Later, Kim writes, “When you speak a poem that is written in the language of your soul, you become a voice for the heart of the world, and everyone around you is blessed by a sudden grace.”

By the time Kim got to this part of the reading, I was choking back tears, and I was not alone.  A profound stillness overtook that bookstore, as if we were in church, and her words spoke our gospel.  One person in the audience called her “a perfect metaphysical poetry jukebox,” playing the poems our hearts needed to hear. But it occurred to me that Kim was a sort of missionary, bringing the words of the heart to those who need to hear them.
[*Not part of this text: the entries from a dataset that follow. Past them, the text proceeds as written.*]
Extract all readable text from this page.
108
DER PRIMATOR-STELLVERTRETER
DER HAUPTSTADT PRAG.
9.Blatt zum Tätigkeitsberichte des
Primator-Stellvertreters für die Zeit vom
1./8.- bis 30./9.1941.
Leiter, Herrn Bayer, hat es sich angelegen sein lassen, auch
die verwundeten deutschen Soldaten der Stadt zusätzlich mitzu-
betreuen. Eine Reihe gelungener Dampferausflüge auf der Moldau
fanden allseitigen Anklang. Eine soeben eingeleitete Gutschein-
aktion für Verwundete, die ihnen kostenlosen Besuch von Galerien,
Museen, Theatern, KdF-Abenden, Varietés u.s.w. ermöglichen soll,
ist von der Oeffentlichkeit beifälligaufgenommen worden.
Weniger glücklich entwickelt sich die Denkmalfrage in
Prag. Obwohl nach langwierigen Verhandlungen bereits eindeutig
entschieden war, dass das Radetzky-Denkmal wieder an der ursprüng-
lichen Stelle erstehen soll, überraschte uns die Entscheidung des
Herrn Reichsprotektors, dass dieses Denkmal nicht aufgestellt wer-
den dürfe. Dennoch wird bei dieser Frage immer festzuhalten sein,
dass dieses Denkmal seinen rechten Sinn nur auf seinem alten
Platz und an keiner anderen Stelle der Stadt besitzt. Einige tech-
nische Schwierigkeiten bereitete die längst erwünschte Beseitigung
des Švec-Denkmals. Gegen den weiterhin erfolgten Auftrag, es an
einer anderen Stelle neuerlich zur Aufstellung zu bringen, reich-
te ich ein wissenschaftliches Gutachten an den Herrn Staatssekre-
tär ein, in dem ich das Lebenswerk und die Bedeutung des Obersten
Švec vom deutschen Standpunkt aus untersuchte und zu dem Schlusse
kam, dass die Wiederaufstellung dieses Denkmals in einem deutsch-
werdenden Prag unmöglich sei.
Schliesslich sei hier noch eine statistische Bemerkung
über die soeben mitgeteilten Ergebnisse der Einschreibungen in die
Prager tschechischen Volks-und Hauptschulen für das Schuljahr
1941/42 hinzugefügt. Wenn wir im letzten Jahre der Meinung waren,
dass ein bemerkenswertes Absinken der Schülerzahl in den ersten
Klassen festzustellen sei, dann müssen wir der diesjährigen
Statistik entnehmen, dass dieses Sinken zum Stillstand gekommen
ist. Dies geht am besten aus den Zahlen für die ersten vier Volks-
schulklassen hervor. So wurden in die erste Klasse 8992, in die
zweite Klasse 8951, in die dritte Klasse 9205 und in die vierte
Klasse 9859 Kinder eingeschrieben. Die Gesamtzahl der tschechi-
I planned to share here some of my favorite poems and some of Kim’s, but I think that must wait for another post. This is enough. The story of Kim and a poem touching those Maasai girls needs no embellishing.

So I leave you with Kim’s words at the end of her talk.  “Crisis births poetry. The tectonic plates of consciousness rub against each other and the diamonds of poetry emerge.”

I feel a poem coming now…. Stay tuned.

How ‘bout you, Pinkies? What is your experience with poetry?  Do you love it? Do you have post-traumatic stress about Mrs. Finley making you memorize The Canterbury Tales in Middle English? Have you revisited poetry now that you’re awakening? What is the language of YOUR soul? Share your favorite poems and let us all learn from them.